Riley Elementary School fifth-graders prepared for their graduation, waiting to hear which one would win.
Three years after the death of Riley student Cameron Langenfeld, the annual award given in his name still touches students as they reach the age at which he died.
Langenfeld, 11, was hit and killed by an automobile while riding his bicycle in 2007.
Kathy Deal, a principal intern at the elementary school, said Langenfeld is remembered as a “giver.”
“He brightened a lot of people’s lives,” she said, explaining that the award, now in its third year, has become part of the community.
Pam Bird, Langenfeld’s mother and a former teacher at Riley, said her son was a typical 11-year-old boy, but one who always wanted to help out. “You don’t do the right things for the recognition, for the pat on the back. You do it because it’s the right thing to do,” she said, explaining that the award is given to the student who most exemplifies that quality.
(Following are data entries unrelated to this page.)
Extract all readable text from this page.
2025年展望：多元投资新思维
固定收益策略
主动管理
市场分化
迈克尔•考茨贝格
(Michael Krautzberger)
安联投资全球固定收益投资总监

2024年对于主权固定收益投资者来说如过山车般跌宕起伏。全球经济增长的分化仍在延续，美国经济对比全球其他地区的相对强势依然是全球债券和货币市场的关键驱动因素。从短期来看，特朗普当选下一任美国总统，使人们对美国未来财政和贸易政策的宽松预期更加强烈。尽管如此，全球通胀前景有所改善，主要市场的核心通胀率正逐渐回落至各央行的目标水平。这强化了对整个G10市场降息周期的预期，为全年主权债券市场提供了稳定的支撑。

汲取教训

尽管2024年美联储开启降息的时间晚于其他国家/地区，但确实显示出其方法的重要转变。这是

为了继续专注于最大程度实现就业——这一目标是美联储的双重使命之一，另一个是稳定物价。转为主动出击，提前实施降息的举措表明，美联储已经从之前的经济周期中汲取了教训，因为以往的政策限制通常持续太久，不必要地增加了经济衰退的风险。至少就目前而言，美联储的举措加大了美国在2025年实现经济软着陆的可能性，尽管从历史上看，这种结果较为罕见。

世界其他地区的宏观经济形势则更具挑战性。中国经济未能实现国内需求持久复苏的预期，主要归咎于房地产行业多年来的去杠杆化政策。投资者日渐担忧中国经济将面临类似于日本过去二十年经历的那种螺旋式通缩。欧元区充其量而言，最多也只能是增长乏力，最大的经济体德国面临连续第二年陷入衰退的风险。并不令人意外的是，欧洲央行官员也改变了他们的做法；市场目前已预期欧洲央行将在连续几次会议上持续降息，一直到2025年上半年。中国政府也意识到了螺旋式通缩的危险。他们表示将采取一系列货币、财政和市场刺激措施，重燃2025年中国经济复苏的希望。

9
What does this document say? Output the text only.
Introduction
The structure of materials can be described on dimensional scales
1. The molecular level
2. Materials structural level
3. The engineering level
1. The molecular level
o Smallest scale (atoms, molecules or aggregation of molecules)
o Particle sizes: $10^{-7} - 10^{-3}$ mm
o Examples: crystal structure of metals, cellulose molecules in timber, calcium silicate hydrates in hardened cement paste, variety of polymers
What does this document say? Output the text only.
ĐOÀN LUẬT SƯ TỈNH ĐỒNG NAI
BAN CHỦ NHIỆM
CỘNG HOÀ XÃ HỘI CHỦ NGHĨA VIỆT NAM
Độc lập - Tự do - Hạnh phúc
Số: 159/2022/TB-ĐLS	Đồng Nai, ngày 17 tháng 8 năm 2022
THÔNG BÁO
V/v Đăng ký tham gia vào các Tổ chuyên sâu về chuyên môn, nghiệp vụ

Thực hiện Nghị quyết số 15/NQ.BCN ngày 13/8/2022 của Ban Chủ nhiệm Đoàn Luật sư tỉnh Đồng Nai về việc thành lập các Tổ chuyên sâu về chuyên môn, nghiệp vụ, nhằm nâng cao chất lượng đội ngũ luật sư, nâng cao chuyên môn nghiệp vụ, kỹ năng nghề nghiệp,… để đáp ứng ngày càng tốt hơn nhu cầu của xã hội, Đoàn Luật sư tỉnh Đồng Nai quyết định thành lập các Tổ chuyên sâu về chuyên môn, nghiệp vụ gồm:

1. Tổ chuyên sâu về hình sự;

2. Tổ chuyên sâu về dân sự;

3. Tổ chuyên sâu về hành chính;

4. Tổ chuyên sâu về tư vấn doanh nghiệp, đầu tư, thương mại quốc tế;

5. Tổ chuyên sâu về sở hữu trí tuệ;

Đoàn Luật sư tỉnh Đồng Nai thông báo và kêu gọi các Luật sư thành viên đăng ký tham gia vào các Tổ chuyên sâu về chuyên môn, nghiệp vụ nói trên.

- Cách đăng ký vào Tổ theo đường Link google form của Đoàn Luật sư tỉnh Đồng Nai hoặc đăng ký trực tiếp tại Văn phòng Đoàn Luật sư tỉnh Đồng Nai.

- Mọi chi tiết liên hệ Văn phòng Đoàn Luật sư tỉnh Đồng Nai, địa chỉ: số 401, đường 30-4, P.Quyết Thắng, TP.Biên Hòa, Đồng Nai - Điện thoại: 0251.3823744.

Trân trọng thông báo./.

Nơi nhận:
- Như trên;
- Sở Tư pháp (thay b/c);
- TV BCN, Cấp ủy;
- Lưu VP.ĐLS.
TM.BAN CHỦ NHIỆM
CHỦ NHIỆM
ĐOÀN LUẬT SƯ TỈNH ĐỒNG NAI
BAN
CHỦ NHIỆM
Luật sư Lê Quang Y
Recommendations emanate from throughout the school, and this year four nominees were offered up for the plaque, $50 savings bond and $25 Walmart gift card, presented by state Rep. Vern Tincher (D-Riley).
While holding the winner’s name, Bird explained that the two boys had in fact shared babysitters when they were babies, although she said they were too young to have remembered.
Dylan Price’s name was called as Tincher handed him the plaque, offering his own recollections of Langenfeld’s character.
Price, three years younger than Langenfeld, remembered him well from their days together at Riley. “He was a very nice person,” he said.